Moreover, investigators at the University of Arizona in Tucson performed a meta-analysis of 24 studies and concluded that infants exposed to cannabis in utero were at 2.02-fold increased likelihood of neonatal ICU admission, a 1.77-fold increased risk of low birth weight, and 1.36-fold increased odds of anemia (BMJ Open. 2016 Apr 5;6[4]:e0009986. doi: 10.1136/bmjopen-2015-009986).

“That obviously would have a big public health impact,” Dr. Metz said.

In marked contrast, however, just a few months later investigators at Washington University in St. Louis reported finding no significantly increased risk of neonatal ICU admission or any other adverse neonatal outcome after adjustment for tobacco use and other potential confounders in a meta-analysis of 31 studies (Obstet Gynecol. 2016 Oct;128[4]:713-23).

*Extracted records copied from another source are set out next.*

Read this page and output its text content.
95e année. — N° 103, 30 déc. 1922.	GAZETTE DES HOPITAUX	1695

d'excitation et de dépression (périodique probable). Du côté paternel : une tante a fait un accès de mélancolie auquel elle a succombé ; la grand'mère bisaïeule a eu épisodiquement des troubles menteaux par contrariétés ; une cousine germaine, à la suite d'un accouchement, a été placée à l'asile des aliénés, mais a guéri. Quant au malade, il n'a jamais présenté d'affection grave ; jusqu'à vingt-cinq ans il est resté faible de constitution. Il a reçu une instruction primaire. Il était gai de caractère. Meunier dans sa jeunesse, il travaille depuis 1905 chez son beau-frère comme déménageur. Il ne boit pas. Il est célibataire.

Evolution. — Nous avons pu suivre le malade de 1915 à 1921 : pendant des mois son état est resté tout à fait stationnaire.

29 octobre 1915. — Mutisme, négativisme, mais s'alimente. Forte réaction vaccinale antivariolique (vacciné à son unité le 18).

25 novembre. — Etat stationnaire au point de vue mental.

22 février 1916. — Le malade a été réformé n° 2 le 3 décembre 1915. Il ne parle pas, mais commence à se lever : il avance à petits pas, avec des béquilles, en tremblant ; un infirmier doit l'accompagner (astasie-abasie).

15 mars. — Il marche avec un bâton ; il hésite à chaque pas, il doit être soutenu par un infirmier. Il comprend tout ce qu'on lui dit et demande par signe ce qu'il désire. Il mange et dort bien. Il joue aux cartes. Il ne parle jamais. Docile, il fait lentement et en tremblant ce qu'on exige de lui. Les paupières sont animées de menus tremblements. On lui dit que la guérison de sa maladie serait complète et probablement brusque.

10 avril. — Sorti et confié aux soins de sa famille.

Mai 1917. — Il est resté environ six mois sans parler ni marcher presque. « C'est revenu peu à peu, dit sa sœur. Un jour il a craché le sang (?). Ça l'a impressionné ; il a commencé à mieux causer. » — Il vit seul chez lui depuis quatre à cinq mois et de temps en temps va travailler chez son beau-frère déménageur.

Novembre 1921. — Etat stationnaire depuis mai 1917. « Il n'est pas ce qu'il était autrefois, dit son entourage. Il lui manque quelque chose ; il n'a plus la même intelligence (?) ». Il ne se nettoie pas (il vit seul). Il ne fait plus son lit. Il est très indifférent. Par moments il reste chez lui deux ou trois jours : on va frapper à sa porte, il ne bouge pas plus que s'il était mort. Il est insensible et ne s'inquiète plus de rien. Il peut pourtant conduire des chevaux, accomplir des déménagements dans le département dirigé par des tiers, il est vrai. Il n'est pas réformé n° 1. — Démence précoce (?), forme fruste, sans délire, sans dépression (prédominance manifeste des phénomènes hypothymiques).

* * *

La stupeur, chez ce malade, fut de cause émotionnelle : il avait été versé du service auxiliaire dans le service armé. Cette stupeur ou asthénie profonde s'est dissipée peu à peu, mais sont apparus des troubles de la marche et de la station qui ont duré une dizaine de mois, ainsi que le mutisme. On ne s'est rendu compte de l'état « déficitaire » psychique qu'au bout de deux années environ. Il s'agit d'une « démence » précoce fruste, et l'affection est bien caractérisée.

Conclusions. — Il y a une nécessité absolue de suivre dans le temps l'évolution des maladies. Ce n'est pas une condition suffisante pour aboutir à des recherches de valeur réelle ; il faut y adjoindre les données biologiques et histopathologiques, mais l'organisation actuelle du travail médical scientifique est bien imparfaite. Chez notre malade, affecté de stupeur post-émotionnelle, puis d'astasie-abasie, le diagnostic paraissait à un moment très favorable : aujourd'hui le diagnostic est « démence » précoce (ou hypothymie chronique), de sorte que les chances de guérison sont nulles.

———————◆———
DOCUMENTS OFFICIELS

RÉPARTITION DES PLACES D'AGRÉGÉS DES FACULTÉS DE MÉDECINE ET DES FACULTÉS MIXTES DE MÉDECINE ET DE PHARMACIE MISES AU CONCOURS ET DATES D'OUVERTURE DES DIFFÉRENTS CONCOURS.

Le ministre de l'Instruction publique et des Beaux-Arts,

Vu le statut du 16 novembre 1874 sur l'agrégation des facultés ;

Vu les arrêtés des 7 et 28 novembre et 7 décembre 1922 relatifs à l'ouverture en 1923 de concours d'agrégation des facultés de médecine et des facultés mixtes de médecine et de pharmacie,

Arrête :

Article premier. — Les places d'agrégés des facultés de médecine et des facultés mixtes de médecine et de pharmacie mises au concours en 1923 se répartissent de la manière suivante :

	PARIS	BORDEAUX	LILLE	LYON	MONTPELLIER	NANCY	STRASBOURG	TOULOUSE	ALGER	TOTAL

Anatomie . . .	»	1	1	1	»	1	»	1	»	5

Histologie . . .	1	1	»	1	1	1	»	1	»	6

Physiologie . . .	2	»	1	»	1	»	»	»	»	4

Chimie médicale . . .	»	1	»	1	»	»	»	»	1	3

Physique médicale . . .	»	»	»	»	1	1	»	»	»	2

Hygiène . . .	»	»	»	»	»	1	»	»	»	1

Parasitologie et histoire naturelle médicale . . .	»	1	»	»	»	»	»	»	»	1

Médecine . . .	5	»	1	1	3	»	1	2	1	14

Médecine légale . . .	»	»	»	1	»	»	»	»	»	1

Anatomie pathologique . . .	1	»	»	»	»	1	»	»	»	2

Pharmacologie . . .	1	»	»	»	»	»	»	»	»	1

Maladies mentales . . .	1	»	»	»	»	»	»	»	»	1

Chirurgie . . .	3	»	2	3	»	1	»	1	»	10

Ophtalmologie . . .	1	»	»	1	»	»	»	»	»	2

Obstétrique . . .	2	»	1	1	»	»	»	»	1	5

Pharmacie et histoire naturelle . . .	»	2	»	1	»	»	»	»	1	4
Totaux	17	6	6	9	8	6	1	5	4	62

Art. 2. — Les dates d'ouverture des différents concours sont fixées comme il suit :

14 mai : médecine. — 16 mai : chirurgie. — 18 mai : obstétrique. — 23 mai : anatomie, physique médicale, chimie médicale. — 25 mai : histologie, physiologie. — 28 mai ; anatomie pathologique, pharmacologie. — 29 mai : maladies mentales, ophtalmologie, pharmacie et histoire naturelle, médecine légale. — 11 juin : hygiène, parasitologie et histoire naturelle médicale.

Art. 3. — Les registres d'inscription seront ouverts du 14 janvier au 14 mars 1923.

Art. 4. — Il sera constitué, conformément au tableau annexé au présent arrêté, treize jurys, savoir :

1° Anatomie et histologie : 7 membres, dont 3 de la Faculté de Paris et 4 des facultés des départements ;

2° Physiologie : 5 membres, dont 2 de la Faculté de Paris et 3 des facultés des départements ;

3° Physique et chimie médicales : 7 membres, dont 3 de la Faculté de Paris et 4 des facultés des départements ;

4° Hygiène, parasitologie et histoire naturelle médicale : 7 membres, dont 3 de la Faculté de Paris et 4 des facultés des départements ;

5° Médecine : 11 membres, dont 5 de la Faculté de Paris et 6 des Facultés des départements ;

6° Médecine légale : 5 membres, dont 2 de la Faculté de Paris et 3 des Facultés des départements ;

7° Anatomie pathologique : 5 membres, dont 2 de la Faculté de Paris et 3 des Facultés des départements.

These contradictory meta-analyses underscore a key point about the existing literature on the safety of marijuana use in pregnancy: It provides few, if any, definitive answers. The studies conducted in the 1980s and 1990s are of limited generalizability because concentrations of tetrahydrocannabinol were so small, compared with today’s products. Ascertainment of exposure to marijuana in pregnancy is unreliable in the absence of confirmatory biologic sampling. Self-reported use is unreliable and is typically an underestimate. Adjustment for confounders associated with adverse neonatal outcomes is challenging.

“Biologic sampling is critical,” Dr. Metz said. “We actually don’t know who’s using, and we lack information on the timing and quantity of exposure.

“Part of the problem is the data are so mixed that you can really find whatever you want in the literature to support your bias,” she added.

Still, in light of the signals of possible harm, she urged her colleagues to advise patients not to use marijuana in pregnancy. Patients need to understand that there are no known benefits of marijuana use in pregnancy, there are possible risks, and there is no known safe amount of cannabis in pregnancy.

Dr. Metz reported having no financial conflicts related to her presentation.